BRIEF_KASTEN
Große Eisbecher, entspannte Stunden auf der Sonnenliege und das erfrischende Eintauchen ins kühle Nass: Nur ein paar Gründe, wieso ich den Sommer mag. Trotz der Hitze, die nicht zuletzt zu niedrigen Pegelständen der heimischen Badeseen geführt hat. Zu beobachten etwa bei einem Familienbadeausflug am Attersee, als eine Seerutsche wegen Wassermangels gesperrt war.

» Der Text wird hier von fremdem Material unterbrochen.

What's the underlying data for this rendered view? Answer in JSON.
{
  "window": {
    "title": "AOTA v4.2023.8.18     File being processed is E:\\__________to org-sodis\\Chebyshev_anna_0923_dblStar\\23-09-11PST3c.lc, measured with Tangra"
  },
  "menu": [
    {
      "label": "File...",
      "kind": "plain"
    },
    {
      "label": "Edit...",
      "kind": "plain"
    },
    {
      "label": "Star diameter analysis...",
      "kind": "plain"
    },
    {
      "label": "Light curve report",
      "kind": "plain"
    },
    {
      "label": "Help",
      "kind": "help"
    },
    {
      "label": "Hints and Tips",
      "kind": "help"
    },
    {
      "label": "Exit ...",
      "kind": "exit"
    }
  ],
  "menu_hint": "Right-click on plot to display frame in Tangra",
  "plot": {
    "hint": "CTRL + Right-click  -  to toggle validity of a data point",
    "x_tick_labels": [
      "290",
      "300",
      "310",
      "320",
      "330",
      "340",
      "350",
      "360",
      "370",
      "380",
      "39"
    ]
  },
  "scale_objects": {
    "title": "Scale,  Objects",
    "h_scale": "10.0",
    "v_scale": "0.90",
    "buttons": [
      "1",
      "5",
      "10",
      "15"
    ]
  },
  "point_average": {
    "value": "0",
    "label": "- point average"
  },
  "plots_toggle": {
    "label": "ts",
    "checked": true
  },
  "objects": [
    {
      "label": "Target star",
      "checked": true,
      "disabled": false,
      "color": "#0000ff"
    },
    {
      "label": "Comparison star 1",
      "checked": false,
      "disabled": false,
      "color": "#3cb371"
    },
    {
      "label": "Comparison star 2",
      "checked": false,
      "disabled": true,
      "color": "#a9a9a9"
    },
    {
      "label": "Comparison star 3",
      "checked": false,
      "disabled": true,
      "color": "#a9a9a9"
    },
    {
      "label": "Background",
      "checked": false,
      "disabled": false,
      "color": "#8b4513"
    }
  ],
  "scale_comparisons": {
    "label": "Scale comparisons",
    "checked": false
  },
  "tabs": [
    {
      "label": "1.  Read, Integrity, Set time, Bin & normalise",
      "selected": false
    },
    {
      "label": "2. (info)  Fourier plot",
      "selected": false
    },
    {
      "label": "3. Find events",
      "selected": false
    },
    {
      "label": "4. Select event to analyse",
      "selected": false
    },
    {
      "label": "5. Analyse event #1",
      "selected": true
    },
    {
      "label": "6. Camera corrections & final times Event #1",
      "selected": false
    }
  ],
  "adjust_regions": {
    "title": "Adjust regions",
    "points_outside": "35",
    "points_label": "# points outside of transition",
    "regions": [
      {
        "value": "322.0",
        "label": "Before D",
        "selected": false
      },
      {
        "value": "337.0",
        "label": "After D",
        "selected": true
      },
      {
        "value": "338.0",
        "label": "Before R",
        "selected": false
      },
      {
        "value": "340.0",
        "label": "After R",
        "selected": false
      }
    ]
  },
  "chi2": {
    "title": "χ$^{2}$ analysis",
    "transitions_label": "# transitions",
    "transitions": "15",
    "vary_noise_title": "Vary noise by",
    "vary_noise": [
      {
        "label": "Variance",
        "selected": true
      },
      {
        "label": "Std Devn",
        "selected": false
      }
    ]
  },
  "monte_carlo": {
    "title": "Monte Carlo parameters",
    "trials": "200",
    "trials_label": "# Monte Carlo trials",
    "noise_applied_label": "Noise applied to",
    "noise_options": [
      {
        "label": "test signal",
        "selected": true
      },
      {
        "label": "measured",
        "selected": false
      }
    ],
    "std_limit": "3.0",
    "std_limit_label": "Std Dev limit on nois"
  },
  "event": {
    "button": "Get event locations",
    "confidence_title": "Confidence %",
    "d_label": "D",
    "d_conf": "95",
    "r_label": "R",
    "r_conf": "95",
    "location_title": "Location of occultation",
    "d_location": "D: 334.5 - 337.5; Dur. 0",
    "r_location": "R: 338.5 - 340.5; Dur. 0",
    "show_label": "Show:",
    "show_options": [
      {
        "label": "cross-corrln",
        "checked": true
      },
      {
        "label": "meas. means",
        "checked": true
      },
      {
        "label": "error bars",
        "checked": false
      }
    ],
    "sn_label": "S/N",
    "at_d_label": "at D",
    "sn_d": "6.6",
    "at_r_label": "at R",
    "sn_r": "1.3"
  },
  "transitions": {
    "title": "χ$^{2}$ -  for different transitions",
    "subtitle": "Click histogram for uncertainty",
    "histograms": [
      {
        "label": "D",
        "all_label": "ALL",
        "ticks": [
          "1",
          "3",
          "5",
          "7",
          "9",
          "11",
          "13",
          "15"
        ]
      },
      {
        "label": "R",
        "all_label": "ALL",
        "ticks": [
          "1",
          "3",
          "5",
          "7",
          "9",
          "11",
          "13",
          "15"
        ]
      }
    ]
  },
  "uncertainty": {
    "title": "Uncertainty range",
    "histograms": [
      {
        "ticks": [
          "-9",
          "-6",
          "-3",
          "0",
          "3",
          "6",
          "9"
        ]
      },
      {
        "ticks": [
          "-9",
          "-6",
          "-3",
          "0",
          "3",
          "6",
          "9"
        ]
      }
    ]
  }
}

Eine harmlose Auswirkung im Vergleich zu den Folgen in der Landwirtschaft. So oder so: Das Problem Wassermangel lässt sich eigentlich kaum mehr verdrängen. Doch gerade in den letzten Wochen war oftmals zu hören oder lesen: 1) dass es in Oberösterreich schon trockenere Jahre gab als 2022 und 2) dass unsere Dürre kein Vergleich ist mit jener im Osten Österreichs und in Norditalien.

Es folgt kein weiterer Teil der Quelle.